There’s no magic formula to remaining compliant, and the software can’t achieve it independently. However, having the software is a step in the right direction, making the rest of your journey towards compliance that much more pain-free. Before you purchase your ERP, it may be wise to check out our blog on building a comprehensive ERP checklist, which gives you a step-by-step outline of how to make a list specific to your requirements (compliance is, after all, just one of those requirements).
2. Protects the security and control of your data
Discussions around data security and the protection of that data are not going away anytime soon. Companies will have to invest in software that can securely manage the information they use daily. Canada looks set to introduce new privacy legislation, and this follows in the footsteps of legislation such as GDPR in Europe. As technology advances, data control and security will grow rather than shrink in priority for those trying to prove and maintain compliance.
It should be possible to tailor the security features to meet your requirements. There are standard security features you should look for:
- Access controls allow you to give different team members different levels of authority within the system. You can keep track of who has access and to what they have access to. For instance, perhaps only the leadership team needs to access consolidated reports, and maybe only the accounts team should have the ability to dig into historicals.
- Password control is a pretty standard feature, but it should be possible to tailor this feature to roles or teams. For example, you might want to use the same access password for the admin team or want everyone to have an individual login. It depends, but having flexibility can be useful.
- Segregation of duties should be possible so that it’s possible to double-check transactions and invoices and make sure all information is accurate. For instance, it’s wise to have transactions authorized by a person not directly involved in the transaction. The salesperson might be the one to process the transaction, but the accounts team may be the ones who need to sign off on it. It’s possible to automate this within your system so that the right people are notified. This is one way to check all transactions are compliant before finalization.
- Data encryption is the bread and butter of data security. Your ERP system must have this to ensure any level of protection against breaches in data.

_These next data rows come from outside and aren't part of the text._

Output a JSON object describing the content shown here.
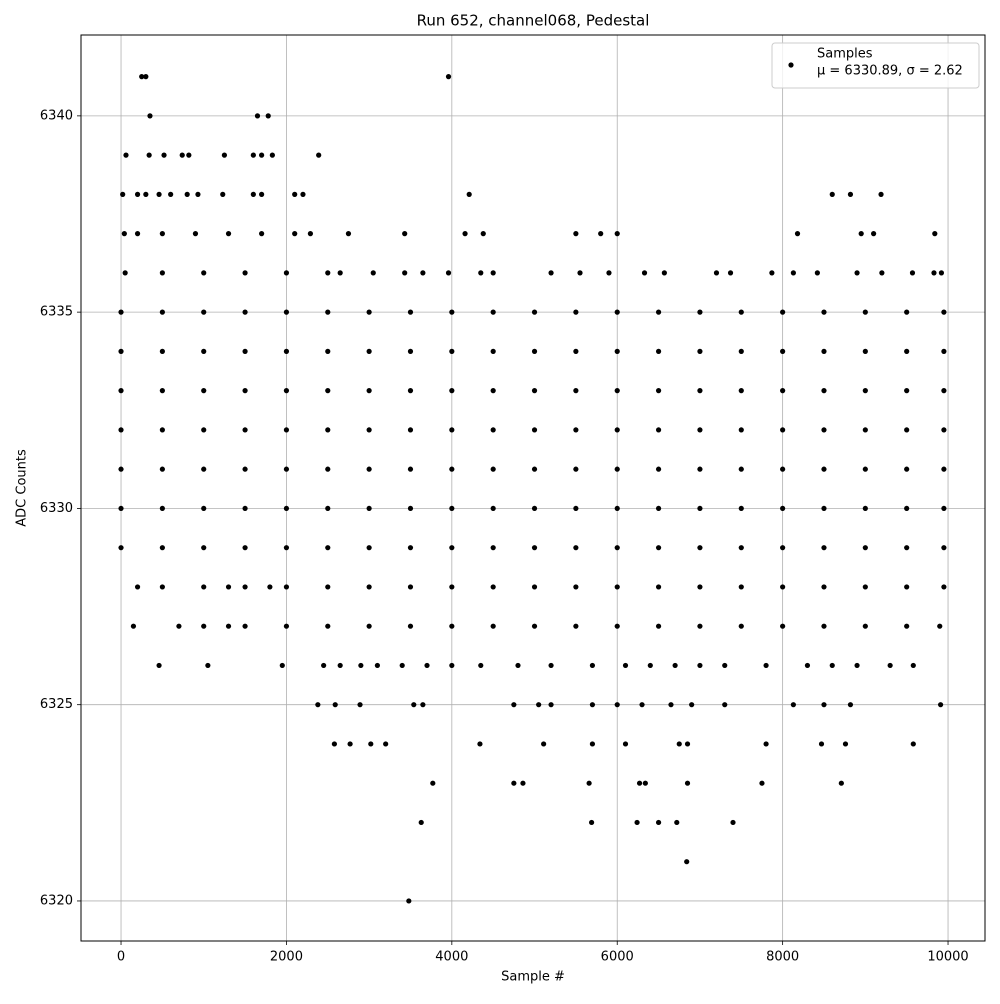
{
  "chart_data": {
    "type": "scatter",
    "title": "Run 652, channel068, Pedestal",
    "xlabel": "Sample #",
    "ylabel": "ADC Counts",
    "xlim": [
      -484,
      10447
    ],
    "ylim": [
      6318.98,
      6342.06
    ],
    "xticks": [
      0,
      2000,
      4000,
      6000,
      8000,
      10000
    ],
    "yticks": [
      6320,
      6325,
      6330,
      6335,
      6340
    ],
    "grid": true,
    "legend_position": "upper right",
    "series": [
      {
        "name": "Samples",
        "annotation": "μ = 6330.89, σ = 2.62",
        "color": "#000000",
        "x": [
          250,
          300,
          3960,
          350,
          1650,
          1780,
          60,
          340,
          520,
          740,
          820,
          1250,
          1600,
          1700,
          1830,
          2390,
          20,
          200,
          300,
          460,
          600,
          800,
          930,
          1230,
          1600,
          1700,
          2100,
          2200,
          4210,
          8600,
          8820,
          9190,
          40,
          200,
          500,
          900,
          1300,
          1700,
          2100,
          2290,
          2750,
          3430,
          4160,
          4380,
          5500,
          5800,
          6000,
          8180,
          8950,
          9100,
          9840,
          50,
          500,
          1000,
          1500,
          2000,
          2500,
          2650,
          3050,
          3430,
          3650,
          3960,
          4350,
          4500,
          5200,
          5550,
          5900,
          6330,
          6570,
          7200,
          7370,
          7870,
          8130,
          8420,
          8900,
          9200,
          9570,
          9830,
          9920,
          0,
          500,
          1000,
          1500,
          2000,
          2500,
          3000,
          3500,
          4000,
          4500,
          5000,
          5500,
          6000,
          6500,
          7000,
          7500,
          8000,
          8500,
          9000,
          9500,
          9950,
          0,
          500,
          1000,
          1500,
          2000,
          2500,
          3000,
          3500,
          4000,
          4500,
          5000,
          5500,
          6000,
          6500,
          7000,
          7500,
          8000,
          8500,
          9000,
          9500,
          9950,
          0,
          500,
          1000,
          1500,
          2000,
          2500,
          3000,
          3500,
          4000,
          4500,
          5000,
          5500,
          6000,
          6500,
          7000,
          7500,
          8000,
          8500,
          9000,
          9500,
          9950,
          0,
          500,
          1000,
          1500,
          2000,
          2500,
          3000,
          3500,
          4000,
          4500,
          5000,
          5500,
          6000,
          6500,
          7000,
          7500,
          8000,
          8500,
          9000,
          9500,
          9950,
          0,
          500,
          1000,
          1500,
          2000,
          2500,
          3000,
          3500,
          4000,
          4500,
          5000,
          5500,
          6000,
          6500,
          7000,
          7500,
          8000,
          8500,
          9000,
          9500,
          9950,
          0,
          500,
          1000,
          1500,
          2000,
          2500,
          3000,
          3500,
          4000,
          4500,
          5000,
          5500,
          6000,
          6500,
          7000,
          7500,
          8000,
          8500,
          9000,
          9500,
          9950,
          0,
          500,
          1000,
          1500,
          2000,
          2500,
          3000,
          3500,
          4000,
          4500,
          5000,
          5500,
          6000,
          6500,
          7000,
          7500,
          8000,
          8500,
          9000,
          9500,
          9950,
          200,
          500,
          1000,
          1300,
          1500,
          1800,
          2000,
          2500,
          3000,
          3500,
          4000,
          4500,
          5000,
          5500,
          6000,
          6500,
          7000,
          7500,
          8000,
          8500,
          9000,
          9500,
          9950,
          150,
          700,
          1000,
          1300,
          1500,
          2000,
          2500,
          3000,
          3500,
          4000,
          4500,
          5000,
          5500,
          6000,
          6500,
          7000,
          7500,
          8000,
          8500,
          9000,
          9500,
          9900,
          460,
          1050,
          1950,
          2450,
          2650,
          2900,
          3100,
          3400,
          3700,
          4000,
          4350,
          4800,
          5200,
          5700,
          6100,
          6400,
          6700,
          7000,
          7300,
          7800,
          8300,
          8600,
          8900,
          9300,
          9580,
          2380,
          2590,
          2890,
          3540,
          3650,
          4750,
          5050,
          5200,
          5700,
          6000,
          6300,
          6650,
          6900,
          7300,
          8130,
          8500,
          8820,
          9910,
          2580,
          2770,
          3020,
          3200,
          4340,
          5110,
          5700,
          6100,
          6750,
          6850,
          7800,
          8470,
          8760,
          9580,
          3770,
          4750,
          4860,
          5660,
          6270,
          6340,
          6850,
          7750,
          8710,
          3630,
          5690,
          6240,
          6500,
          6720,
          7400,
          6840,
          3480
        ],
        "values": [
          6341,
          6341,
          6341,
          6340,
          6340,
          6340,
          6339,
          6339,
          6339,
          6339,
          6339,
          6339,
          6339,
          6339,
          6339,
          6339,
          6338,
          6338,
          6338,
          6338,
          6338,
          6338,
          6338,
          6338,
          6338,
          6338,
          6338,
          6338,
          6338,
          6338,
          6338,
          6338,
          6337,
          6337,
          6337,
          6337,
          6337,
          6337,
          6337,
          6337,
          6337,
          6337,
          6337,
          6337,
          6337,
          6337,
          6337,
          6337,
          6337,
          6337,
          6337,
          6336,
          6336,
          6336,
          6336,
          6336,
          6336,
          6336,
          6336,
          6336,
          6336,
          6336,
          6336,
          6336,
          6336,
          6336,
          6336,
          6336,
          6336,
          6336,
          6336,
          6336,
          6336,
          6336,
          6336,
          6336,
          6336,
          6336,
          6336,
          6335,
          6335,
          6335,
          6335,
          6335,
          6335,
          6335,
          6335,
          6335,
          6335,
          6335,
          6335,
          6335,
          6335,
          6335,
          6335,
          6335,
          6335,
          6335,
          6335,
          6335,
          6334,
          6334,
          6334,
          6334,
          6334,
          6334,
          6334,
          6334,
          6334,
          6334,
          6334,
          6334,
          6334,
          6334,
          6334,
          6334,
          6334,
          6334,
          6334,
          6334,
          6334,
          6333,
          6333,
          6333,
          6333,
          6333,
          6333,
          6333,
          6333,
          6333,
          6333,
          6333,
          6333,
          6333,
          6333,
          6333,
          6333,
          6333,
          6333,
          6333,
          6333,
          6333,
          6332,
          6332,
          6332,
          6332,
          6332,
          6332,
          6332,
          6332,
          6332,
          6332,
          6332,
          6332,
          6332,
          6332,
          6332,
          6332,
          6332,
          6332,
          6332,
          6332,
          6332,
          6331,
          6331,
          6331,
          6331,
          6331,
          6331,
          6331,
          6331,
          6331,
          6331,
          6331,
          6331,
          6331,
          6331,
          6331,
          6331,
          6331,
          6331,
          6331,
          6331,
          6331,
          6330,
          6330,
          6330,
          6330,
          6330,
          6330,
          6330,
          6330,
          6330,
          6330,
          6330,
          6330,
          6330,
          6330,
          6330,
          6330,
          6330,
          6330,
          6330,
          6330,
          6330,
          6329,
          6329,
          6329,
          6329,
          6329,
          6329,
          6329,
          6329,
          6329,
          6329,
          6329,
          6329,
          6329,
          6329,
          6329,
          6329,
          6329,
          6329,
          6329,
          6329,
          6329,
          6328,
          6328,
          6328,
          6328,
          6328,
          6328,
          6328,
          6328,
          6328,
          6328,
          6328,
          6328,
          6328,
          6328,
          6328,
          6328,
          6328,
          6328,
          6328,
          6328,
          6328,
          6328,
          6328,
          6327,
          6327,
          6327,
          6327,
          6327,
          6327,
          6327,
          6327,
          6327,
          6327,
          6327,
          6327,
          6327,
          6327,
          6327,
          6327,
          6327,
          6327,
          6327,
          6327,
          6327,
          6327,
          6326,
          6326,
          6326,
          6326,
          6326,
          6326,
          6326,
          6326,
          6326,
          6326,
          6326,
          6326,
          6326,
          6326,
          6326,
          6326,
          6326,
          6326,
          6326,
          6326,
          6326,
          6326,
          6326,
          6326,
          6326,
          6325,
          6325,
          6325,
          6325,
          6325,
          6325,
          6325,
          6325,
          6325,
          6325,
          6325,
          6325,
          6325,
          6325,
          6325,
          6325,
          6325,
          6325,
          6324,
          6324,
          6324,
          6324,
          6324,
          6324,
          6324,
          6324,
          6324,
          6324,
          6324,
          6324,
          6324,
          6324,
          6323,
          6323,
          6323,
          6323,
          6323,
          6323,
          6323,
          6323,
          6323,
          6322,
          6322,
          6322,
          6322,
          6322,
          6322,
          6321,
          6320
        ]
      }
    ]
  }
}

- Audit trails are crucial to showing compliance, and these must give a detailed breakdown of data changes and the users responsible. This holds the team accountable for anything they do within the ERP system and is an extra layer of protection against any kind of malpractice. It’s also handy if anything ever does go wrong, as it will be possible to trace the origin of any inaccurate information quickly and efficiently.
3. Enhances traceability and quality control
The supply chain is a critical component of business for many businesses, but it’s incredibly crucial for compliance within the manufacturing and health care industries. In the worst-case scenario, inventory tracking issues within healthcare facilities can lead to lost lives, so it’s no wonder an ERP plays such an essential role in this industry.
Traceability is similar to visibility and transparency, but we have separated them because it deserves a special mention of compliance-regulated supply chains. Most ERPs provide solid visibility and transparency of data and processes but can’t always manage the inherent complexities of supply chain dependent industries. It’s best to invest in software that is built to handle supply chains in your industry. Preferably, look for a provider who can show you case studies that prove their software’s functionality in your industry.